Épidémie d’Ebola au Congo : le virus traverse les frontières des pays voisins

L’Organisation mondiale de la santé (OMS) a déclaré dimanche une urgence sanitaire internationale. La raison en est une nouvelle épidémie d’Ebola en République démocratique du Congo, qui a déjà fait des morts en Ouganda voisin.

Les premiers cas de fièvre hémorragique mortelle sont apparus la semaine dernière dans la province congolaise orientale de l’Ituri, le long de la frontière avec l’Ouganda voisin. Selon les informations de l’OMS samedi, huit cas ont désormais été confirmés en laboratoire dans les villes de Bunia, Rwampara et Mongbwalu. 246 patients sont sous observation, mais les résultats de leurs tests ne sont pas encore disponibles. On estime que 80 personnes sont déjà mortes de cette infection virale mortelle, qui peut provoquer une fièvre extrêmement élevée et des saignements des yeux, des oreilles et d’autres organes du corps.

Les trois villes touchées jusqu’à présent dans l’est du Congo sont situées au milieu de la zone de guerre, où d’innombrables personnes ont été chassées de leurs villages ces dernières années et vivent désormais entassées dans des villes raisonnablement sûres, certaines dans des camps. Dans le même temps, les postes de santé, déjà mal équipés, sont complètement débordés. « Ces dernières semaines, la ville de Mongbwalu a enregistré une cascade de décès, avec au moins cinq à six morts dans les rues chaque jour », a déclaré un représentant de la société civile à l’agence de presse Afp. « Nous venons de creuser les tombes de trois personnes, mais nous ne savons pas de quoi elles sont mortes ». Des mesures d’hygiène ont désormais été introduites dans les écoles et autres établissements publics.

Se propager en Ouganda

Les zones touchées à l’est du Congo sont des points de transbordement pour le trafic transfrontalier de marchandises. Cela a apparemment conduit à l’admission indépendante de deux personnes soupçonnées d’avoir été infectées dans l’est du Congo dans des cliniques de Kampala, la capitale ougandaise. Un Congolais est soigné en soins intensifs depuis lundi dernier ; il est décédé jeudi.

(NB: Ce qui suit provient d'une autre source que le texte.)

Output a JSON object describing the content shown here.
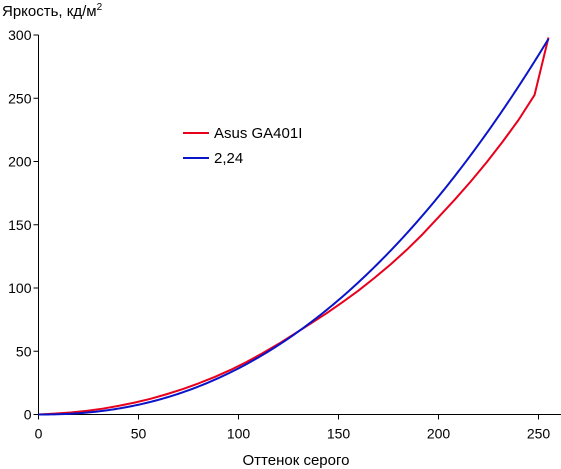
{
  "chart_data": {
    "type": "line",
    "ylabel": "Яркость, кд/м",
    "ylabel_sup": "2",
    "xlabel": "Оттенок серого",
    "xlim": [
      0,
      255
    ],
    "ylim": [
      0,
      300
    ],
    "xticks": [
      0,
      50,
      100,
      150,
      200,
      250
    ],
    "yticks": [
      0,
      50,
      100,
      150,
      200,
      250,
      300
    ],
    "grid": false,
    "legend_position": "upper-left-center",
    "series": [
      {
        "name": "Asus GA401I",
        "color": "#e8001c",
        "x": [
          0,
          8,
          16,
          24,
          32,
          40,
          48,
          56,
          64,
          72,
          80,
          88,
          96,
          104,
          112,
          120,
          128,
          136,
          144,
          152,
          160,
          168,
          176,
          184,
          192,
          200,
          208,
          216,
          224,
          232,
          240,
          248,
          255
        ],
        "y": [
          0,
          0.7,
          1.6,
          2.9,
          4.6,
          6.8,
          9.4,
          12.4,
          16.0,
          20.0,
          24.6,
          29.6,
          35.2,
          41.5,
          48.4,
          55.8,
          63.8,
          71.8,
          80.0,
          88.8,
          98.0,
          108.0,
          118.6,
          130.0,
          142.4,
          156.0,
          169.6,
          184.0,
          199.2,
          215.5,
          232.8,
          252.5,
          298
        ]
      },
      {
        "name": "2,24",
        "color": "#0a14c8",
        "gamma": 2.24,
        "x": [
          0,
          255
        ],
        "y": [
          0,
          297
        ]
      }
    ]
  }
}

Les autres Congolais malades sont toujours soignés en Ouganda. Il s’agit d’un « cas importé », selon le ministère ougandais de la Santé. Des mesures appropriées sont désormais prises pour maîtriser l’épidémie, notamment des mesures de quarantaine pour tous les contacts.

Le directeur de l’OMS, Tedros Adhanom Ghebreyesus, a spécifiquement souligné samedi dans un communiqué : « Tout indique une épidémie potentiellement beaucoup plus importante que celle actuellement détectée et signalée, avec un risque de propagation local et régional important. » En outre, les connaissances sur les liens épidémiologiques entre les cas connus ou suspectés sont encore limitées, souligne-t-il.

Premiers cas également à Kinshasa et au Rwanda

Dimanche, les autorités congolaises ont confirmé le premier cas dans la capitale congolaise Kinshasa, à 1 700 kilomètres à vol d’oiseau. Deux cas suspects ont également été signalés dimanche dans la ville de Goma, dans l’est du Congo, à quelques centaines de kilomètres au sud de la zone épidémique, le long de la frontière avec le Rwanda voisin. Goma est actuellement administrée par les rebelles congolais du M23 (Mouvement du 23 mars). Le gouvernement rwandais a fermé le poste frontière entre Goma et la ville sœur rwandaise de Gisenyi par mesure de précaution afin d’empêcher un trafic frontalier intense.

La région des Grands Lacs a connu plus de 20 épidémies d’Ebola dans un passé récent, la dernière en date étant plus de 30 personnes sont mortes lors d’une épidémie dans le centre du Congo en 2025. Lors des épidémies récentes, de nouveaux vaccins ont été utilisés, ce qui a considérablement réduit le nombre de décès et d’infections.

Le problème, selon l’OMS : l’épidémie aiguë implique une souche extrêmement rare d’agent pathogène, le soi-disant virus Bundibugyo (BVD), originaire de la région frontalière de Bundibugyo en Ouganda, où la souche a été découverte pour la première fois en 2008. Il s’agit de l’une des six souches d’Ebola. Contrairement, par exemple, à la souche dite Zaïre, qui sévit récemment dans la région, il n’existe actuellement aucun vaccin ni médicament contre la souche BVD. Dans ce contexte, l’OMS met désormais en garde contre la propagation du virus mortel au-delà des frontières. Cependant, il n’existe pas encore de risque mondial de pandémie.